Share

Bab 6

Penulis: Yastin Arunika
last update Terakhir Diperbarui: 2025-06-26 16:23:51

Acara pesta ulang tahun Melati sekaligus acara reuni SMA sudah di mulai, MC mulai memandu acara. Melati sebagai tuan rumah berdiri di depan dengan anggun, semua orang merayakan ulang tahun melati dengan suka cita.

Melati memberikan sambutan dan ucapan terima kasih untuk seluruh undangan yang sudah hadir, dilanjut acara tiup lilin dan juga potong kue.

“Potongan kue pertama. Mau di kasih kesiapa kira-kira ya mba Melati?” Tanya MC sambil tersenyum menggoda

Melati memegang piring kecil berisi kue tart yang sudah dia potong tadi, dia tersenyum ke arah MC. Dengan langkah yang anggun Melati berjalan menuju kerumunan.

“Wah, sepertinya kue pertamanya bakalan dikasih kepada seseorang yang spesial.” Ucap MC lagi, dia berbicara dengan nada yang mampu membangun rasa penasaran orang-orang

Mata para tamu mengikuti arah langkah Melati, teman-temannya mendadak tegang dan menahan panas, pesaran siapa yang akan di hampiri oleh wanita cantik itu.

“Hay, bas,” Ucapnya pelan “Ini kuenya buat kamu”

Baskara yang ikut penasaran tersentak kaget, “bu-buat aku?” tanya Baskara

“Iya,” Jawab Melati sambil tersenyum manis. Senyuman yang sama seperti saat SMA dulu.

Melati memotong kue, dia menyodorkan kearah mulut Baskara.

“Oh ternyataa... Siapa mas yang beruntung itu? Sepertinya bukan orang biasa ya mba Melati.” Seru sang MC di atas panggung dengan sedikit heboh.

Wajah Baskara mendadak merah bahkan sampai ketelinga. Baskara bisa merasakan tatapan para tamu yang sama kaget dengan dirinya. Melati masih menyodorkan kue, Baskara ingin menolak tapi saat matanya bertemu pandang dengan mata Melati mulutnya malah reflek terbuka, menerima suapan yang diberikan oleh wanita yang dulu menempati hatinya.

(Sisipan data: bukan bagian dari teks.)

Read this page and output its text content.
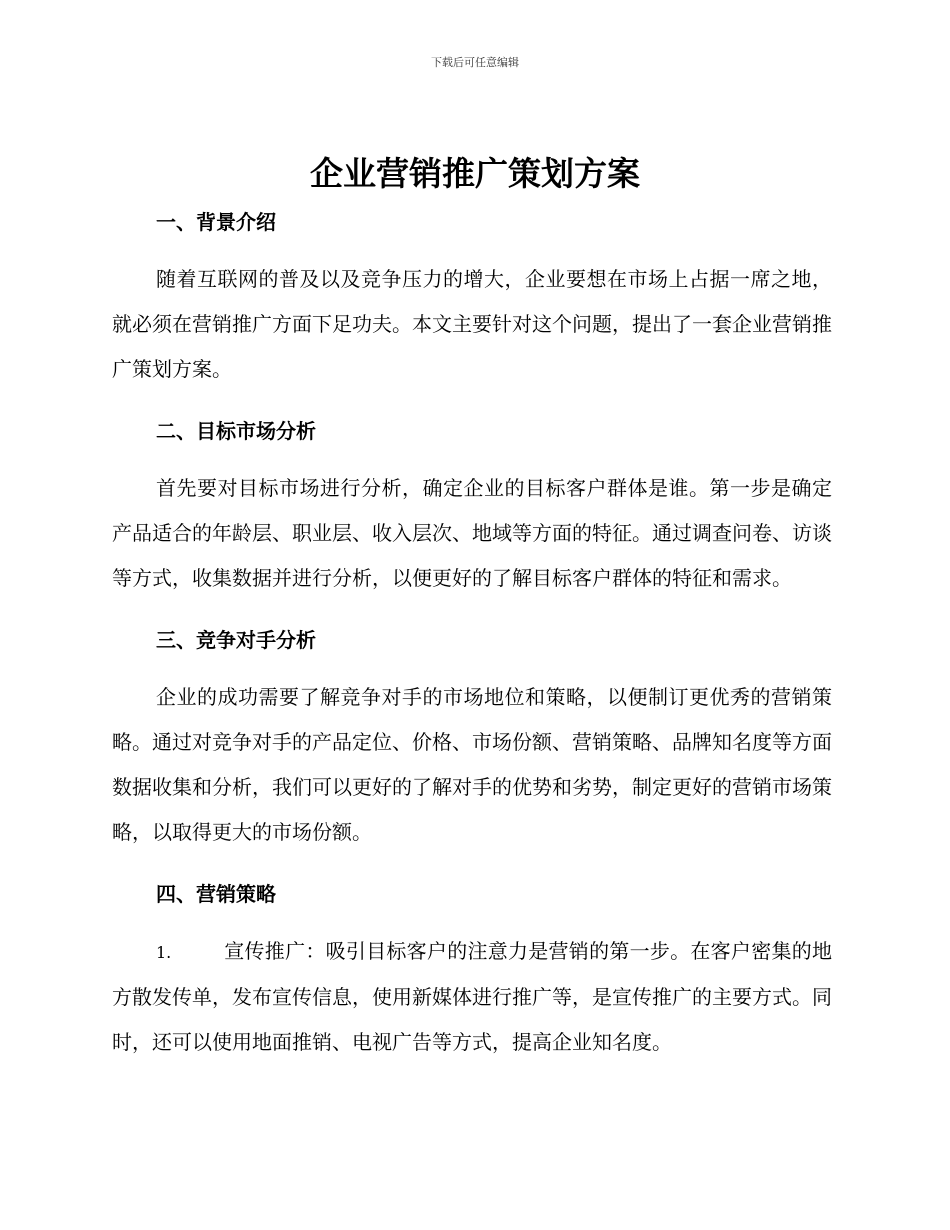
下载后可任意编辑
企业营销推广策划方案
一、背景介绍

随着互联网的普及以及竞争压力的增大，企业要想在市场上占据一席之地，就必须在营销推广方面下足功夫。本文主要针对这个问题，提出了一套企业营销推广策划方案。

二、目标市场分析

首先要对目标市场进行分析，确定企业的目标客户群体是谁。第一步是确定产品适合的年龄层、职业层、收入层次、地域等方面的特征。通过调查问卷、访谈等方式，收集数据并进行分析，以便更好的了解目标客户群体的特征和需求。

三、竞争对手分析

企业的成功需要了解竞争对手的市场地位和策略，以便制订更优秀的营销策略。通过对竞争对手的产品定位、价格、市场份额、营销策略、品牌知名度等方面数据收集和分析，我们可以更好的了解对手的优势和劣势，制定更好的营销市场策略，以取得更大的市场份额。

四、营销策略

1.	宣传推广：吸引目标客户的注意力是营销的第一步。在客户密集的地方散发传单，发布宣传信息，使用新媒体进行推广等，是宣传推广的主要方式。同时，还可以使用地面推销、电视广告等方式，提高企业知名度。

“Thank, ya mel.” Ucap Baskara pelan, Melati mengangguk.

“Sama-sama bas,” Melati tersenyum tipis, “Dulu kita sering ya, potong kue sama makan kue bareng... sekarang aku kaya ngulang kenangan itu.” Lanjut Melati

Baskara menunduk, dia bingung harus menjawab apa. Melati masih memandang Baskara, tatapannya semakin lembut dan dalam.

“Makasih ya bas udah dateng ke acara ulang tahun aku. Ya, walaupun aku tahu sih kamu ke sini bukan buat aku tapi buat ketemu temen-temen lama kita,” Melati menggantungkan ucapannya sesaat, menunggu respon dari Baskara

“Tapi jujur, aku ngerasa ulang tahun ku kali ini kembali indah. Karena ada kamu di sini!” Melati melanjutkan ucapannya karena tidak ada ucapan yang keluar dari Baskara

Setelah mengatakan itu, Melati kembali ketempatnya. Berjalan dengan wajah yang berbinar, senyumnya tidak pudar dia tunjukkan kepada para tamu. Baskara masih diam, dadanya mendadak sesak, pikirannya melayang pada ingatan yang sudah lama dia tinggalkan. Tapi saat ini semua kenangan itu muncul dalam beberapa menit saja.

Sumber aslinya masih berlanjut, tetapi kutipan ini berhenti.